Svelati i super poteri della stevia, la famosa pianta usata come dolcificante naturale a zero calorie al posto dello zucchero: il suo segreto sta nelle molecole attive presenti nella pianta, che amplificano la percezione dei gusti e stimolano la produzione di insulina nel pancreas, tenendo a bada la glicemia. La scoperta, pubblicata su Nature Communications dall’università belga di Lovanio, potrebbe aprire la strada ad una nuova generazione di terapie contro il diabete.
Le molecole attive
«I nostri esperimenti dimostrano che le molecole attive presenti nell’estratto di stevia, lo stevioside e lo steviolo, stimolano una proteina, chiamata TRPM5, che agisce come canale per il passaggio di ioni attraverso la membrana delle cellule», spiega il ricercatore Koenraad Philippaert. «Il canale è una specie di microscopico sentiero attraverso cui passano minuscole particelle cariche, che così entrano ed escono dalla cellula».
L’azione sul gusto
Il canale TRPM5 è il canale più importante «per la percezione dei gusti dolce, amaro e umami sulla lingua e lo steviolo, stimolandolo, è in grado di amplificare queste sensazioni», sottolinea l’esperto. «Questo spiega il gusto estremamente dolce della stevia, così come il suo retrogusto amaro».
L’azione sull’insulina
Il canale ionico TRPM5 gioca un ruolo cruciale anche nello stimolare la produzione di insulina a livello del pancreas, ad esempio dopo un pasto, tenendo lontano il diabete. «Se i topi di laboratorio seguono una dieta ricca di grassi per lungo tempo, finiscono per ammalarsi di diabete», spiega un altro degli autori dello studio, Rudi Vennekens. «Il rischio però si riduce se ai topi viene somministrata una dose quotidiana di stevioside, che protegge dal diabete. Questo effetto benefico della stevia non si manifesta nei topi privati del canale TRPM5: ciò significa che l’effetto protettivo dal diabete è proprio dovuto all’azione dei componenti della stevia sul canale TRPM5».

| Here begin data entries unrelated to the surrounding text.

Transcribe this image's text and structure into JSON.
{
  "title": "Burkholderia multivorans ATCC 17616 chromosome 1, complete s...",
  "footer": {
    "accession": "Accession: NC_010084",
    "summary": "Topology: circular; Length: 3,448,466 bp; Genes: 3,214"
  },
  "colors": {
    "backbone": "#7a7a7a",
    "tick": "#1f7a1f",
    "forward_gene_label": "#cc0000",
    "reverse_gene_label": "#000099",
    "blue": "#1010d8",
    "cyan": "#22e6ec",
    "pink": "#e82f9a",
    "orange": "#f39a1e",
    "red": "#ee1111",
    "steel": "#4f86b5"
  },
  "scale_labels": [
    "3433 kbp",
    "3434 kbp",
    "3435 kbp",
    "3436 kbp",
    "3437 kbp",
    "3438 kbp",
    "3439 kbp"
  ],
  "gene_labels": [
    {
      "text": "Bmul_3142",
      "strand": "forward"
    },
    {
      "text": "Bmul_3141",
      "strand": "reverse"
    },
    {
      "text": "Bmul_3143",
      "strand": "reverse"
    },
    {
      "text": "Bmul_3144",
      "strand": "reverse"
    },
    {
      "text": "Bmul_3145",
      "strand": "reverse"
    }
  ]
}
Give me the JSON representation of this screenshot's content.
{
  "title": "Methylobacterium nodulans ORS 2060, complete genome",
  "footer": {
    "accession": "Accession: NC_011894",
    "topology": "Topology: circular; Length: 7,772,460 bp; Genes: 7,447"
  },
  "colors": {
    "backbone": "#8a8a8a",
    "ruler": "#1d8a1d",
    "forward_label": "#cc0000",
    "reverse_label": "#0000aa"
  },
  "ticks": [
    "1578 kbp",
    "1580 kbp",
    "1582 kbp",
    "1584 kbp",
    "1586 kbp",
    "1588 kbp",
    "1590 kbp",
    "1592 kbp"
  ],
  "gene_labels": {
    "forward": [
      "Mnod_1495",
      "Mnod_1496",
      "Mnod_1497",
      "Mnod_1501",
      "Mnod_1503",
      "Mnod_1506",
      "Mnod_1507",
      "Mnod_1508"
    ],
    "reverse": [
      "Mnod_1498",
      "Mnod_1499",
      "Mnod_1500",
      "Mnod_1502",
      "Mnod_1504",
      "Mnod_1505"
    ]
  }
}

La lunga corsa verso nuove terapie
Lo studio potrebbe dunque aprire nuove prospettive di cura per il diabete, «ma non dobbiamo giungere a conclusioni affrettate – ammonisce Philippaert – perché questa è una ricerca di base e la strada per arrivare ad una terapia è molto lunga. Tanto per cominciare, la dose di stevioside che abbiamo somministrato ai topi è molto più alta di quella che si trova nelle bibite e negli altri prodotti destinati ad uso umano. Poi servono ulteriori studi per capire se i risultati ottenuti sugli animali sono validi anche per l’uomo: questo significa che nuove cure per il diabete non saranno disponibili a breve».